By Lisa Courtney Lloyd

Before I get into this blog post, I want to say my thoughts go out to those dealing with the wildfires burning in the US right now. First COVID-19, now wildfires and for many, a whole host of other concerns in between.

It is a time to pause. To think. To reflect.

I didn’t always take the time to reflect. Oh no, I was that “busier than thou” person. But with age, experience and circumstances, I pause more often now in life … and in work.

The wisest of my colleagues have always encouraged leaders to make time to think and as part of that thinking to try to understand the purpose of a business; the why.

It’s the need to articulate the why that has made Simon Sinek a recognized name in business and one of the most popular TED presenters of all time. If you don’t know him, I encourage you to take a look at his YouTube video (link below). I promise it will be an hour well spent. But to keep you here reading this blog, let me summarize what he says:

Why is not about making money. That’s a result. Why is a purpose, cause or belief. It’s the very reason your organization exists.  People don’t buy what you do, they buy why you do it.

During the past few months, I’ve had the opportunity to meet a lot of business owners, service providers, and association staff connected to agriculture.  For obvious reasons, all my meetings have been virtual, which you might think would inhibit conversation, but more often, it hasn’t.
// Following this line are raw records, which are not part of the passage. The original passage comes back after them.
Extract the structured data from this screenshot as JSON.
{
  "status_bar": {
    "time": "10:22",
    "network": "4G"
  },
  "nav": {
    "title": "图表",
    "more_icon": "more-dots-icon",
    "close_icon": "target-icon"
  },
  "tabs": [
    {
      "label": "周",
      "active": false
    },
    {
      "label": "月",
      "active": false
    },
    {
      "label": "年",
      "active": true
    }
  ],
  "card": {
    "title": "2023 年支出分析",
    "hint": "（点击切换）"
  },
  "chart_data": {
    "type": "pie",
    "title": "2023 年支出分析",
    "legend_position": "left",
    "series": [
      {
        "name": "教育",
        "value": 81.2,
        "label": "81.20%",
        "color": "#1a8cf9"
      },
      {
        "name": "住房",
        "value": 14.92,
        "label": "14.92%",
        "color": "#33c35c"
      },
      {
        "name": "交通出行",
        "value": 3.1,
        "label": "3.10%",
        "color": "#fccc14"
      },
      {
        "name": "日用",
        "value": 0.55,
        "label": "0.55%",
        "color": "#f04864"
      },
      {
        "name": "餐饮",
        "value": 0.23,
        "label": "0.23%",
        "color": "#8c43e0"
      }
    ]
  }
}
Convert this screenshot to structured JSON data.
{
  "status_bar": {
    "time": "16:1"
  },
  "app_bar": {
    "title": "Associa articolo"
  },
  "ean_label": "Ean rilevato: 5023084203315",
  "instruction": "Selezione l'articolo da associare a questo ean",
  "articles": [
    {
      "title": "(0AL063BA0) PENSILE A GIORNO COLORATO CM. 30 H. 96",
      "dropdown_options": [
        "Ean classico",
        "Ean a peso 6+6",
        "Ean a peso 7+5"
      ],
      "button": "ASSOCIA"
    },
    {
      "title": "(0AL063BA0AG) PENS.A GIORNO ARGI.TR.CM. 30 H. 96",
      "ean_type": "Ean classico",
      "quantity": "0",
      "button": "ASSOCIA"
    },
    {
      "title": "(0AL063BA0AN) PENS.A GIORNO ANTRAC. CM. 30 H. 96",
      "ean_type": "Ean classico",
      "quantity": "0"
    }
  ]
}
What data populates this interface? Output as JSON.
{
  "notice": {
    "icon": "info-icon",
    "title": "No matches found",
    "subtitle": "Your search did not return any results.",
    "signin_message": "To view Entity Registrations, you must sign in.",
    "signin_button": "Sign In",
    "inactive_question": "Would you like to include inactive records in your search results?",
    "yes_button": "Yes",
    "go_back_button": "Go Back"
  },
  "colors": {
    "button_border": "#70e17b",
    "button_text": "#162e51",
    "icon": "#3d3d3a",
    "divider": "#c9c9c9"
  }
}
What has struck me about these conversations is how quickly strangers reach a comfort level and the discussion gets real. It’s my observation that those who work directly for an agribusiness, or provide services to them, are part of a community and that community is committed, even passionate about what they do.

That brings me back to why. I’m going to go out on a limb here and say that with agribusinesses, the majority of the purposes – the why – can be broadly categorized under two types:

  • feeding the world, and
  • creating or maintaining natural beauty.  

These seem like wholesome purposes that anyone could get behind, so it’s unfortunate and frustrating that agriculture seems to be so often misunderstood and underappreciated. Full disclosure, I did not grow up on a farm. I’m a fisherman’s daughter from Nova Scotia who is now working in an office in Ottawa. But for more than 15 years I’ve been working alongside agriculture and have seen this urban-rural/consumer-farmer divide. COVID-19, which clearly demonstrated the importance of our food supply, may have helped advance this discussion, but there is still a gap that needs to close.

Obviously, there are no silver bullets to overcoming these issues (people have been working on it for years) but a suggestion would be for agribusiness owners and management to take some time to think about their business; to reflect on the real purpose behind what they are doing and articulate it. Let that purpose come through in how you act and in what you say and do. Because, to bring you back to Sinek, people don’t buy what you do, they buy why you do it.

At Market Maker, we’ve spent a lot of time (and killed a few braincells) discussing this concept and have determined that our purpose is to help strengthen North American agribusinesses … by providing a solution to succession/ to ownership transition. This clarity keeps us focused and guides our decisions.

If you haven’t already, I encourage you to listen to Sinek and then think about your purpose. If you know your why, feel free to share it. I’m always interested in learning about what makes other organizations tick.